Uli Hoeness
Uli Hoeness, président du Bayern Munich | CHRISTOF STACHE / AFP

Uli Hoeness démissionne du Bayern

Publié le , modifié le

Condamné hier à trois ans et demi de prison ferme pour fraude fiscale, Uli Hoeness a remis sa démission de son poste de président du conseil de surveillance du Bayern Munich. C'est une grande figure du club, qui a été joueur puis manageur général en Bavière, qui doit tourner le dos à son club de toujours. Il renonce par ailleurs à un pourvoi en cassation, ce qui va le conduire directement en prison. Le club a ensuite annoncé la nomination "à l'unanimité" de Herbert Hainer, patron d'Adidas, à la tête du conseil de surveillance pour lui succéder.
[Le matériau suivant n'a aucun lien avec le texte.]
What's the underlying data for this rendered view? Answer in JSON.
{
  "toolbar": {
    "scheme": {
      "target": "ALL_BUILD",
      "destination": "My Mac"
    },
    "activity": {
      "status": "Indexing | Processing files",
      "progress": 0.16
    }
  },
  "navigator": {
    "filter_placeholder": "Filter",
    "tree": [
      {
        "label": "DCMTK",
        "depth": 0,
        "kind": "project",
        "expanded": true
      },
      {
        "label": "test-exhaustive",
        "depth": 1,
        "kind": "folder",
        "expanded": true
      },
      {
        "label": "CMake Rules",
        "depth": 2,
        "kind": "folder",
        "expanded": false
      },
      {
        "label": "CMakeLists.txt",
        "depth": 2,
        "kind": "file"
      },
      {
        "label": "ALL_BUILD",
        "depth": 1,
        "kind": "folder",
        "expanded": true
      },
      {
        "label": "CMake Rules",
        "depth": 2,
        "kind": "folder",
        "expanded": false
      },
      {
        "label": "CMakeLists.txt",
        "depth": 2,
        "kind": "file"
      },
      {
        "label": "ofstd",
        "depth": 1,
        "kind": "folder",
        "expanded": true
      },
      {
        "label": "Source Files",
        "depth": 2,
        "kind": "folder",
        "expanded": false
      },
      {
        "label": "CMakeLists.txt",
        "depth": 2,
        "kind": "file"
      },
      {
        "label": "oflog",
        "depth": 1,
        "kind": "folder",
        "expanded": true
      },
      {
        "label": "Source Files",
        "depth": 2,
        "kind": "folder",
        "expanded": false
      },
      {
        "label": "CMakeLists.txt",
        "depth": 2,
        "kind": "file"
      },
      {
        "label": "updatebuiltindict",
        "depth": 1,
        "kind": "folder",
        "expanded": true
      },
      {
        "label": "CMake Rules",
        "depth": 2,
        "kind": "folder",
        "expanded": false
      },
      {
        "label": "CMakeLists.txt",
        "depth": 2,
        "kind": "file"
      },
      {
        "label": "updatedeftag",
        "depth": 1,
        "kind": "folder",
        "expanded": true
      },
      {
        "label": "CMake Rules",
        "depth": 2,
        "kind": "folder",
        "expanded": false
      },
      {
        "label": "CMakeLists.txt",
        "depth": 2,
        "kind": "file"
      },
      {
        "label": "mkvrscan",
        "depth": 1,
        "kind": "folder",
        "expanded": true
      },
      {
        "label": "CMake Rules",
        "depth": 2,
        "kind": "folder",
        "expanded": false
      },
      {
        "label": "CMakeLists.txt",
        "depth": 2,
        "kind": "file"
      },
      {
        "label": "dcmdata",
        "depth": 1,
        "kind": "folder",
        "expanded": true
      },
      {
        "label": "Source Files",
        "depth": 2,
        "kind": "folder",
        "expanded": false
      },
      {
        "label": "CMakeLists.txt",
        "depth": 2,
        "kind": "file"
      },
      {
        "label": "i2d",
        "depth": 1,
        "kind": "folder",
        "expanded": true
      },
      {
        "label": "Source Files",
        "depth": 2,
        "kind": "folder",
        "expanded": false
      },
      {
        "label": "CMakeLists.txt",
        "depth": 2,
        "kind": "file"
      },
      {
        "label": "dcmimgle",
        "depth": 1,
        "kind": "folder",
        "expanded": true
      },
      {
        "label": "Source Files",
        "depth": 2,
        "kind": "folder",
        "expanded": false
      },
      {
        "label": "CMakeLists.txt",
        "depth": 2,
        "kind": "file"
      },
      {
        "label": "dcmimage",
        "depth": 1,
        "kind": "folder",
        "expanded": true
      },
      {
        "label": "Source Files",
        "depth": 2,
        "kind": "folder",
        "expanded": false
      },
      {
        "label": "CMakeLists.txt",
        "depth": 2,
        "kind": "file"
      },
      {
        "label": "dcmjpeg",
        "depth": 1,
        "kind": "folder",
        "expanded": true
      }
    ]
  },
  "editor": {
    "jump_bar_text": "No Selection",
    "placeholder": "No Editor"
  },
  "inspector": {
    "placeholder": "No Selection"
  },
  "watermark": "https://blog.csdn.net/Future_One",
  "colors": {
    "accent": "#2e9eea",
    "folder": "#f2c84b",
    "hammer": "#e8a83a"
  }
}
Les choses n'ont pas traîné. Hier, à 14h, le verdict tombait: 3 ans et demi de prison ferme pour fraude fiscale. Ce matin, à 10h, l'annonce officielle de sa démission du Bayern Munich, et sa renonciation à un pourvoi en cassation. Cette décision place directement Uli Hoeness sur le chemin de la prison. "Après discussions avec ma famille, j'ai décidé d'accepter la décision du  tribunal de Munich concernant ma situation fiscale. J'ai demandé à mes avocats  de ne pas former de pourvoi en cassation", a-t-il dit dans un communiqué. "Cela correspond à ma conception de la décence, de la responsabilité  personnelle. Cette évasion fiscale, c'est l'erreur de ma vie.  Je tire les conséquences de cette erreur."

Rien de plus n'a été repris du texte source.